César de la Fuente’s Antibiotic Resistance Research featured in the Philadelphia Inquirer

César de la Fuente’s Antibiotic Resistance Research featured in the Philadelphia Inquirer

César de la Fuente
César de la Fuente

César de la Fuente, assistant professor in the Perelman School of Medicine and in the School of Engineering and Applied Science, is synthetic biologist who incorporates a computational approach into his work, attempting to engineer biological systems that can transform medical tools and therapies.

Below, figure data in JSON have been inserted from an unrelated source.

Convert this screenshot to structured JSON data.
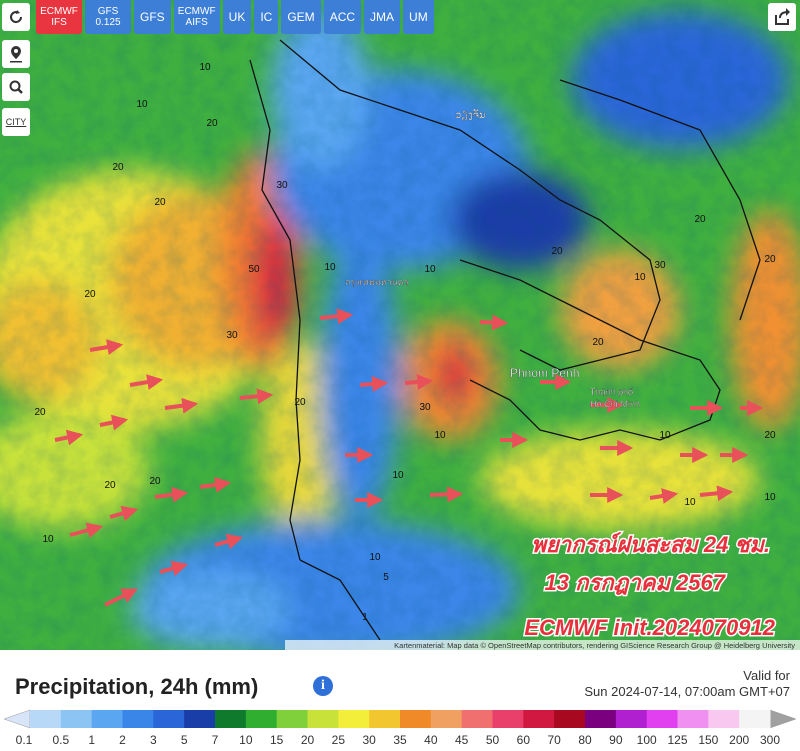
{
  "toolbar": {
    "models": [
      "ECMWF IFS",
      "GFS 0.125",
      "GFS",
      "ECMWF AIFS",
      "UK",
      "IC",
      "GEM",
      "ACC",
      "JMA",
      "UM"
    ]
  },
  "side_buttons": {
    "city": "CITY"
  },
  "map": {
    "places": [
      "กรุงเทพมหานคร",
      "ວຽງຈັນ",
      "Phnom Penh",
      "Thành phố",
      "Hồ Chí Minh"
    ],
    "contour_labels": [
      10,
      20,
      10,
      20,
      30,
      20,
      20,
      30,
      50,
      20,
      20,
      10,
      20,
      10,
      20,
      10,
      10,
      30,
      10,
      20,
      20,
      10,
      30,
      20,
      10,
      10,
      20,
      10,
      10,
      1,
      5,
      20
    ],
    "overlay": [
      "พยากรณ์ฝนสะสม 24 ชม.",
      "13 กรกฎาคม 2567",
      "ECMWF init.2024070912"
    ],
    "attribution": "Kartenmaterial: Map data © OpenStreetMap contributors, rendering GIScience Research Group @ Heidelberg University"
  },
  "footer": {
    "title": "Precipitation, 24h (mm)",
    "valid_label": "Valid for",
    "valid_time": "Sun 2024-07-14, 07:00am GMT+07"
  },
  "legend": {
    "labels": [
      0.1,
      0.5,
      1,
      2,
      3,
      5,
      7,
      10,
      15,
      20,
      25,
      30,
      35,
      40,
      45,
      50,
      60,
      70,
      80,
      90,
      100,
      125,
      150,
      200,
      300
    ],
    "colors": [
      "#b8d8f8",
      "#8cc4f4",
      "#5aa6f0",
      "#3a86e8",
      "#2a66d8",
      "#1a3ea8",
      "#0f7a2c",
      "#2fae2f",
      "#7fd03a",
      "#c8e23a",
      "#f2ee3a",
      "#f2c62e",
      "#f08a28",
      "#f0a060",
      "#f07070",
      "#e8406a",
      "#d01840",
      "#a80820",
      "#7a0080",
      "#b020d0",
      "#e040f0",
      "#f090f0",
      "#f8c8f0",
      "#f4f4f4"
    ],
    "end_colors": [
      "#d8e4f8",
      "#a0a0a0"
    ]
  }
}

Of particular interest are antibiotics. Novel versions of these lifesaving drugs are in high demand, as bacteria constantly evolve defenses against existing ones.

De la Fuente’s methods combine this hot topic with another one: artificial intelligence and machine learning. By bringing massive computational power to bear on naturally occurring proteins that kill bacteria, De la Fuente and colleagues can test hundreds of millions of slight variations in the same experiment.

Tom Avril of the Philadelphia Inquirer recently visited De la Fuente’s lab for a closer look at this approach.

In a sense, it is a giant math problem. There are untold trillions of ways that the 20 core amino acids can be arranged into short molecular chains called peptides — more possible combinations than the number of stars in the universe — yet a fraction of 1% of those possibilities exist in nature. And just two have been turned into actual antibiotics. De la Fuente operates on the hope that somewhere among all those combinations, a new weapon is just waiting to be found.